Auch in Santiago de Cuba laufen die Vorbereitungen auf Hochtouren. Etwa ein Viertel der Bevölkerung – mehr als 250.000 Menschen – soll evakuiert werden. Die Behörden kontrollieren Staudämme, organisieren Hilfskräfte und versuchen, die Kaffeernte noch vor dem Eintreffen des Sturms zu sichern.
In Holguín ist die Evakuierung von rund 300.000 Menschen vorgesehen. Dort soll vor allem die Kommunikation mit der Bevölkerung intensiviert werden, um das Risikobewusstsein zu erhöhen.
In Guantánamo, das in den vergangenen Monaten wiederholt von extremen Wetterereignissen betroffen war, sollen etwa 140.000 Menschen – rund 30 Prozent der Bevölkerung – Schutz in 108 Zentren finden.
Auch in Las Tunas wurden Evakuierungen für rund 72.000 Menschen vorbereitet.
Besonderes Augenmerk gilt hier der Sicherung der Solarparks und der Wasserreservoirs, die aktuell nur zu 41 Prozent gefüllt sind und zusätzliche Niederschläge aufnehmen können.
Der Leiter des Nationalen Katastrophenschutzes, General Ramón Pardo Guerra, berichtete von ersten Evakuierungen mehrerer Hundert Personen, darunter auch Touristen in Guantánamo, Santiago de Cuba und Holguín. Die Lage bleibe angespannt, da die Böden durch vorangegangene Niederschläge stark durchnässt seien.

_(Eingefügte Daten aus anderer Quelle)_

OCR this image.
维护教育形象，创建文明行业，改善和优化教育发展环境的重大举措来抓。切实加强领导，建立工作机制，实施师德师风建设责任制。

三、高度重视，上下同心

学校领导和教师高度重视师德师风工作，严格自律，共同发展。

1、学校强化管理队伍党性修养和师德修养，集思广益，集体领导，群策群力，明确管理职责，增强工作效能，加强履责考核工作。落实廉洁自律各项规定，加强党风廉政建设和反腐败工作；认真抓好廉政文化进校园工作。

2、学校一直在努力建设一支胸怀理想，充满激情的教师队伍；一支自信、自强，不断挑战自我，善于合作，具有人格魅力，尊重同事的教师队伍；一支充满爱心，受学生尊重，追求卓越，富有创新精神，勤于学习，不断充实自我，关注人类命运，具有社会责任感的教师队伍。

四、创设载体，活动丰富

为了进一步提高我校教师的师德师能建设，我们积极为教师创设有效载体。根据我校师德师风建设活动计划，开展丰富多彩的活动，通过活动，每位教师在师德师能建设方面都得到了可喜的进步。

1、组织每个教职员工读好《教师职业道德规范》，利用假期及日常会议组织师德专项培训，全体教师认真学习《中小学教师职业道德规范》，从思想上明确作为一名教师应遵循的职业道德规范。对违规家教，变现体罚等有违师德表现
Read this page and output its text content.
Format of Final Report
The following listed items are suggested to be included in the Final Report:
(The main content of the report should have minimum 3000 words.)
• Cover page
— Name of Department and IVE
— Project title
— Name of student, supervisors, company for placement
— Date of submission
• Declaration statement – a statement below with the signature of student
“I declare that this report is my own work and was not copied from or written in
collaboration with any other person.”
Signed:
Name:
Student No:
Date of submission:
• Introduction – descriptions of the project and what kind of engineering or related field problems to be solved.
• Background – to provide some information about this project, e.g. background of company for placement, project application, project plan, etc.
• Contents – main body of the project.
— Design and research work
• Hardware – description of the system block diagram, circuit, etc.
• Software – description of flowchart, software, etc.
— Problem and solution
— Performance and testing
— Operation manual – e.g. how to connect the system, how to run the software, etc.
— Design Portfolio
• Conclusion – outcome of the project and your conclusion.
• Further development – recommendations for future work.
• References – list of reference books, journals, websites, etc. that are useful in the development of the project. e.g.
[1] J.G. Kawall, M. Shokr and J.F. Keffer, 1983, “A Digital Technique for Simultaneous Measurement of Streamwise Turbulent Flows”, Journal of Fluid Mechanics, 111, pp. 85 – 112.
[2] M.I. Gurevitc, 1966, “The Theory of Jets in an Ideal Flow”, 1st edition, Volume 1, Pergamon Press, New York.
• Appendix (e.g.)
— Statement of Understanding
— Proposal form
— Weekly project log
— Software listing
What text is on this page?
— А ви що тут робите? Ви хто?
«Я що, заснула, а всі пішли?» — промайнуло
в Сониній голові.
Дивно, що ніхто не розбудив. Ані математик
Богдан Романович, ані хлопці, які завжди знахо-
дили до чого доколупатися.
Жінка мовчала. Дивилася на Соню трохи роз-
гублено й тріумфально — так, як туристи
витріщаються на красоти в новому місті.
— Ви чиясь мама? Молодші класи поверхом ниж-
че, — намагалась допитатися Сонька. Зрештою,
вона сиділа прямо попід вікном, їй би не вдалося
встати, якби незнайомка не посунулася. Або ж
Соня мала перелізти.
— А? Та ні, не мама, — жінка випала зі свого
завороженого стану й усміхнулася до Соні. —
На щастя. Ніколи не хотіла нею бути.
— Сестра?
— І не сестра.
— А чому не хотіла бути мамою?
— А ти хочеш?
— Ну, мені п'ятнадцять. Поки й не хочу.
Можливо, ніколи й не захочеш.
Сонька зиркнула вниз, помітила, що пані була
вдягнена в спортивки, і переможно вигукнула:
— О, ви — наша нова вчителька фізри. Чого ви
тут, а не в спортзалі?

Kuba bereitet sich nun auf den möglicherweise heftigsten Sturm seit Jahren vor. Während in den Küstenstädten Schutzräume gefüllt und Fenster verriegelt werden, rüstet sich das Land für eine Nacht, die über die kommenden Tage hinaus prägend sein dürfte – eine Bewährungsprobe für den Katastrophenschutz und die Widerstandskraft der Bevölkerung im Osten der Insel.